In several extensions (RelatedArticles, Page-Previews) we have moved to sampling logging by buckets determined from a stable session id, in order to consistently log all events in a user session. See T167236: userSessionToken in RelatedArticles schema does not seem to survive beyond one pageview for context, for example.
Things we duplicate across projects right now for sampling by user session:
- Checking if window.navigator.sendBeacon is available
- Calling mw.experiments with mw.user.sessionId and checking bucket to set the the logging on or off
- Setting the logger to mw.track or noop or the schema sampling to 0 or 1 depending on the previous check.
Which is a bit of boilerplate. Nothing too serious but if this type of logging is going to be something common then it would be interesting to abstract it.
What
Explore different options for a unique API shared across mediawiki extensions to log events sampled by user session.
Some must haves
- Configurable sampling rate
- Initial events will be delivered (to log events like page/feature loaded)

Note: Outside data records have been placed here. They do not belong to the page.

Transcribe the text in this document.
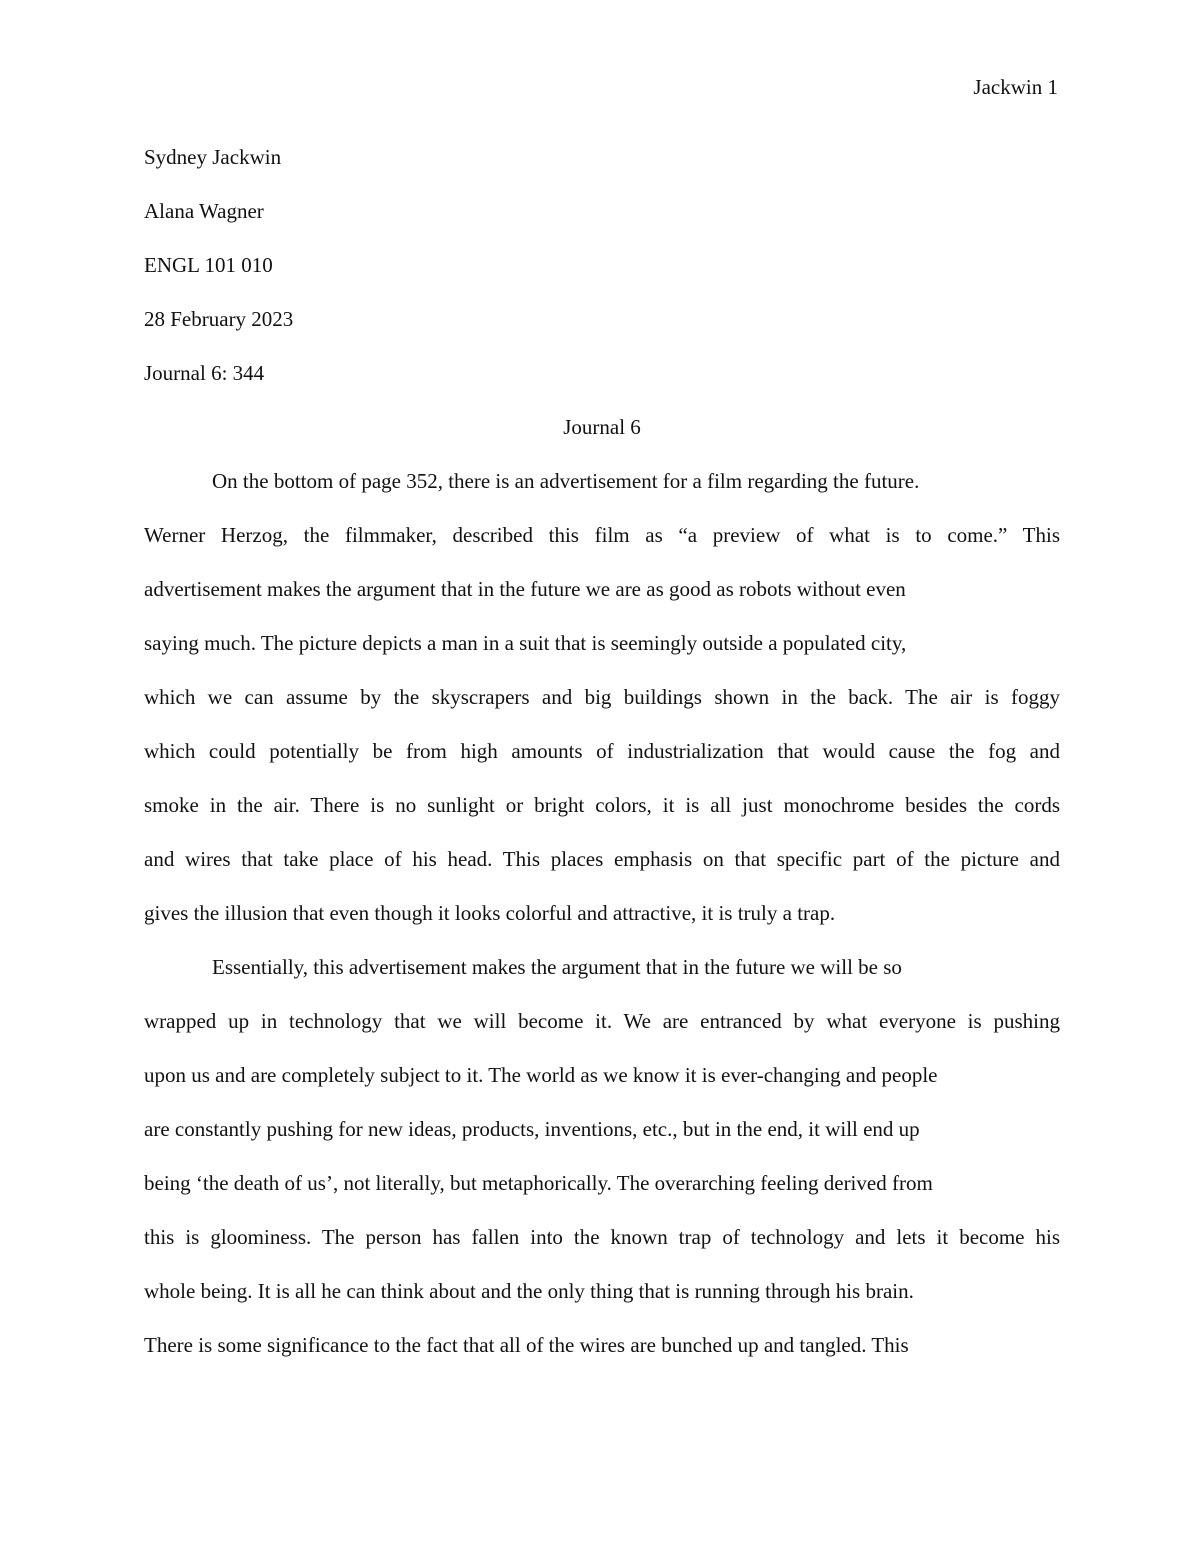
Jackwin 1
Sydney Jackwin
Alana Wagner
ENGL 101 010
28 February 2023
Journal 6: 344
Journal 6
On the bottom of page 352, there is an advertisement for a film regarding the future.
Werner Herzog, the filmmaker, described this film as “a preview of what is to come.” This
advertisement makes the argument that in the future we are as good as robots without even
saying much. The picture depicts a man in a suit that is seemingly outside a populated city,
which we can assume by the skyscrapers and big buildings shown in the back. The air is foggy
which could potentially be from high amounts of industrialization that would cause the fog and
smoke in the air. There is no sunlight or bright colors, it is all just monochrome besides the cords
and wires that take place of his head. This places emphasis on that specific part of the picture and
gives the illusion that even though it looks colorful and attractive, it is truly a trap.
Essentially, this advertisement makes the argument that in the future we will be so
wrapped up in technology that we will become it. We are entranced by what everyone is pushing
upon us and are completely subject to it. The world as we know it is ever-changing and people
are constantly pushing for new ideas, products, inventions, etc., but in the end, it will end up
being ‘the death of us’, not literally, but metaphorically. The overarching feeling derived from
this is gloominess. The person has fallen into the known trap of technology and lets it become his
whole being. It is all he can think about and the only thing that is running through his brain.
There is some significance to the fact that all of the wires are bunched up and tangled. This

- No php conditional registration of ResourceLoader modules and async loading of such modules in the client
AC
- List proposals of APIs w/ pros and cons
- Discuss
- Create follow up tasks to implement the API, and update existing code to use it
Proposals
1. Use Extension:WikimediaEvents with new event buses
- Unconditionally log with mw.track
- Implement two more buses in WikimediaEvents that take a configuration param:
- sampled_event.session.<Schema> (config: Config, eventData: any)
- buckets/samples based on mw.user.sessionId
- do we need mw.experiments.getBucket({ name }) in the config or would the schema name be enough to derive a unique name?
- sampled_event.page.<Schema> (config: Config, eventData: any)
- samples based on mw.eventLog.inSample like mw.eventLog.Schema
- Where Config: { samplingRate: BoundedNumber<0, 1> }
- sampled_event.session.<Schema> (config: Config, eventData: any)
Examples
// Log event unconditionally mw.track( 'event.Popups', { action: 'page_loaded' } ) // Log event sampled by page view mw.track( 'sampled_event.page.Popups', { samplingRate: 0.01 }, { action: 'page_loaded' } ) // Log event sampled by user session mw.track( 'sampled_event.session.Popups', { samplingRate: 0.01 }, { action: 'page_loaded' } )
2. Use Extension:WikimediaEvents with the existing bus
- Unconditionally log with mw.track( 'event.<Schema>' )
- Overload the event signature to be able to receive a second parameter that would be logging options
- Now: event.<Schema> (eventData: any)
- Proposed: event.<Schema> (eventData: any, [config: Config])
- Optional config: Config: { samplingRate: BoundedNumber<0, 1>, sampleBy: SamplingStrategy }
- SamplingStrategy: SESSION | PAGE
- SESSION samples based on mw.user.sessionId
- PAGE samples based on mw.eventLog.inSample like mw.eventLog.Schema
- SamplingStrategy: SESSION | PAGE
- Do we need mw.experiments.getBucket({ name }) in the config or would the schema name be enough to derive a unique name?
- Optional config: Config: { samplingRate: BoundedNumber<0, 1>, sampleBy: SamplingStrategy }
Examples
// Log event unconditionally mw.track( 'event.Popups', { action: 'page_loaded' } ) // Log event sampled by page view mw.track( 'event.Popups', { action: 'page_loaded' }, { sampleBy: "PAGE", samplingRate: 0.01 } ) // Log event sampled by user session mw.track( 'event.Popups', { action: 'page_loaded' }, { sampleBy: "SESSION", samplingRate: 0.01 } )